Cada vez que estos días algún diario ha tratado de apuntalar una teoría de la culpabilidad con un parte meteorológico o una alerta civil, me he asomado a la fuente: a las páginas de los ministerios, de la Confederación Hidrográfica del Júcar, de la Aemet… Y lo que me he encontrado (trataré de ir con cuidado con las metáforas, que es lo que hay que hacer cuando el libro de estilo lo han dejado escrito 215 muertos) es desolador, propio de un Estado de Derecho de cero a tres años.
Hablo de webs que parecen un blog de los años 50 si en los años 50 hubiera habido blogs, de gráficos no mucho más sofisticados que las isobaras de Mariano Medina, con la salvedad de que éstas eran inteligibles y honestamente inútiles; hablo de fotografías sin pie ni firma, meramente ornamentales, en algún caso dispuestas con la inequívoca pretensión de engendrar un mosaico que mi profesora de Pretecnología en EGB habría puntuado con un suficiente bajo, umbral desalentador donde los hubiera, aún más humillante que el insuficiente a secas por cuanto el subtexto, implacable, no era otro que ‘chaval, no das para más’.
Llevo tiempo familiarizado con la ineptitud de la Administración, también en lo que atañe a la comunicación con el ciudadano. He navegado (a veces, lo admito, viciosamente) por muchos de esos portales de transparencia que hacen honor a su nombre, siquiera porque permiten constatar, sin filtro ninguno, cómo la incuria es lo primero que salta a la vista.
Con todo, esa espuma no es la mayor de las afrentas.
Cualquier español que se haya topado con el sintagma «solicitud de cita previa», y se haya sometido a sus derivaciones presenciales, ya sea en el SEPE, la DGT o La Meva Salut, no ha podido por menos que ‘resignificar’ sus tratos con los so-called servidores públicos, que pasan a ser, en lógica proporcionalidad, adustos contrincantes, el tipo de antagonista con el que se entabla una relación parecida a la que predisponen esos camareros de terracota que eluden, con impávida destreza, la mirada y aun el manoteo del sediento.
El portátil desde el que escribo tiene vistas a la realidad y sé por experiencia («¡sé, oh, con Voltaire!», dirían los politolais conforme al patético ceremonial de pedantería que también a mí me llegó a contagiar); sé, decía, que lo perfecto es enemigo de lo bueno.
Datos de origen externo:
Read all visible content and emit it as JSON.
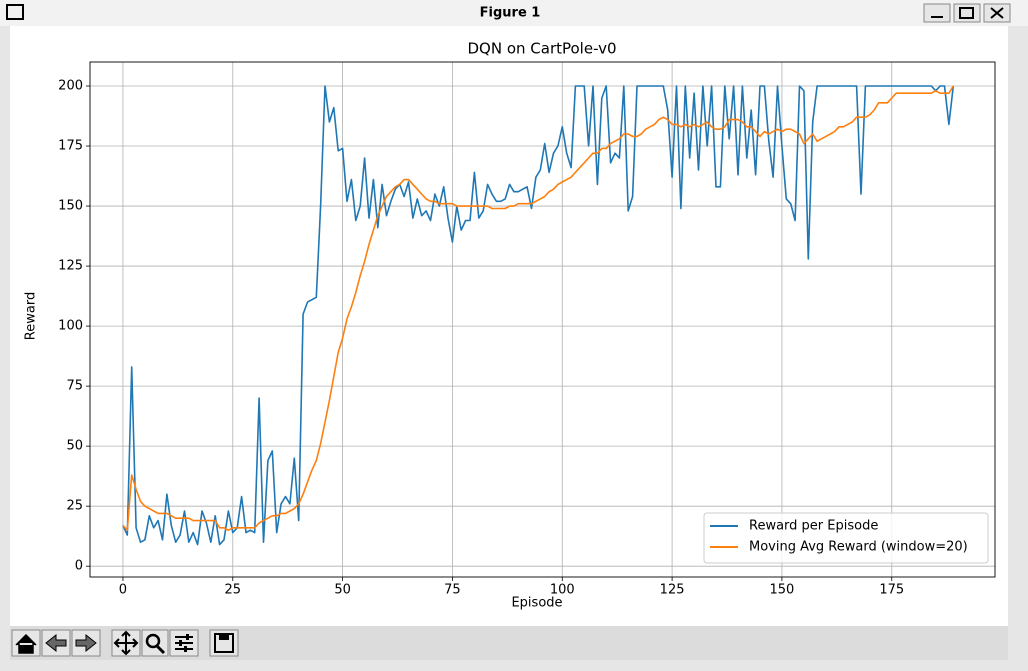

Y no aspiro a que el paratexto digital de nuestros gobiernos, ayuntamientos o diputaciones… cumpla los estándares de limpieza de Our World in Data. Como tampoco abjuro del parlamentarismo porque no todos los diputados se llamen Cayetana.
A lo que no me acostumbro es al deep state en su acepción chabacana, a la Red convertida en maraña, a los bajos fondos de la Aemet o del Departamento de Seguridad Nacional (de la infame sintaxis del material que cuelgan, iba a decir «publican», pero no, la palabra es cuelgan, habrá tiempo de ocuparse); a que el diseño (que nunca como en estos días ha evidenciado su condición de valor moral) esté en manos de funcionarios que aprendieron a programar en los tiempos del Messenger.
No me confundan con el almirante Alatriste ni con su grumete de secano, el «hijoputa, hijoputa, hijoputa». Esos Larritas de salón.
Lo que, sobre todo, me parece disfuncional, dejémoslo en disfuncional, es que el estiércol 2.0 conviva, de modo más o menos natural, más o menos cínico, con los planes quinquenales de digitalización, con esa retórica ampulosa del tipo: «¡A este gobierno no lo va a conocer ni la madre que lo parió!».
Más, si cabe, cuando la webísima ortopedia a la que corresponde decir, en letra limpia y sin contemplaciones, que estamos jodidos, es un galimatías perpetrado por una cuota de indolentes sobre los que mandan otra casta de iguales: los indolentes en jefe.